Japan’s Socialists, split into left and right wings by the peace treaty with the Western allies, patched things up last week. Amid bouquets of chrysanthemums, carnations and ferns, the two factions joined to become Japan’s second largest political party, with 155 seats in the Diet v. 185 for Premier Ichiro Hatoyama’s conservative Democrats.
The Socialists came to windy settlements of many differences, from party dues to rearmament policy, in the end settled everything except the color of the party’s flag. Both sides, the blue-flag right-wingers and red-flag left-wingers, wanted time to consider the logical compromise—purple. The left-wingers, non-Communist but not always discernibly so in foreign-policy issues, promised to quit calling Japan an “American colony,” and to postpone their campaign for disbanding Japan’s modest armed forces.
In return, the left-wingers got the chairmanship of the new united party for their leader, Mosaburo Suzuki, a onetime ricksha boy, a poet who writes under the name of Mojin (growing person), a pacifist who did 2½ years’ time in imperial jails during World War II, a longtime inhabitant of the marshy Marxist terrain between Socialism and Communism. For their part, the right-wingers installed as party secretary general their boss, Inejiro Asanuma, a big-chested, big-voiced union man who has a background of antiCommunism. He is a stronger, more forceful type than Party Chairman Suzuki.
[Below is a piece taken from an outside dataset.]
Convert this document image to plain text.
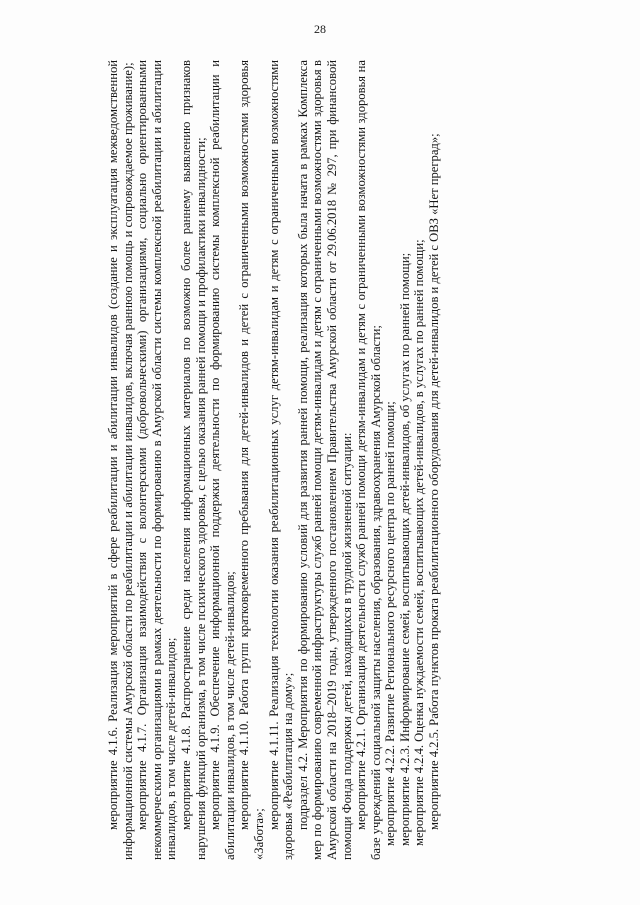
28

мероприятие 4.1.6. Реализация мероприятий в сфере реабилитации и абилитации инвалидов (создание и эксплуатация межведомственной информационной системы Амурской области по реабилитации и абилитации инвалидов, включая раннюю помощь и сопровождаемое проживание); мероприятие 4.1.7. Организация взаимодействия с волонтерскими (добровольческими) организациями, социально ориентированными некоммерческими организациями в рамках деятельности по формированию в Амурской области системы комплексной реабилитации и абилитации инвалидов, в том числе детей-инвалидов; мероприятие 4.1.8. Распространение среди населения информационных материалов по возможно более раннему выявлению признаков нарушения функций организма, в том числе психического здоровья, с целью оказания ранней помощи и профилактики инвалидности; мероприятие 4.1.9. Обеспечение информационной поддержки деятельности по формированию системы комплексной реабилитации и абилитации инвалидов, в том числе детей-инвалидов; мероприятие 4.1.10. Работа групп кратковременного пребывания для детей-инвалидов и детей с ограниченными возможностями здоровья «Забота»;

мероприятие 4.1.11. Реализация технологии оказания реабилитационных услуг детям-инвалидам и детям с ограниченными возможностями здоровья «Реабилитация на дому»; подраздел 4.2. Мероприятия по формированию условий для развития ранней помощи, реализация которых была начата в рамках Комплекса мер по формированию современной инфраструктуры служб ранней помощи детям-инвалидам и детям с ограниченными возможностями здоровья в Амурской области на 2018–2019 годы, утвержденного постановлением Правительства Амурской области от 29.06.2018 № 297, при финансовой помощи Фонда поддержки детей, находящихся в трудной жизненной ситуации: мероприятие 4.2.1. Организация деятельности служб ранней помощи детям-инвалидам и детям с ограниченными возможностями здоровья на базе учреждений социальной защиты населения, образования, здравоохранения Амурской области; мероприятие 4.2.2. Развитие Регионального ресурсного центра по ранней помощи; мероприятие 4.2.3. Информирование семей, воспитывающих детей-инвалидов, об услугах по ранней помощи; мероприятие 4.2.4. Оценка нуждаемости семей, воспитывающих детей-инвалидов, в услугах по ранней помощи; мероприятие 4.2.5. Работа пунктов проката реабилитационного оборудования для детей-инвалидов и детей с ОВЗ «Нет преград»;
The reunited party’s line: preservation of the MacArthur Constitution (which outlaws war), nationalization of some industries (e.g., coal, electric power), diplomatic relations with Red China and the Soviet Union, gradual steps toward replacing the Japan-U.S. military alliance with some sort of pact between Japan, the U.S., China and Russia.
The reunion upset the balance in the Diet, but was likely to provoke a similar reunion between Hatoyama’s Democrats and the Liberals of Ex-Premier Shigeru Yoshida, which would give conservatives a 147-seat majority and Japan the near equivalent of a two-party system.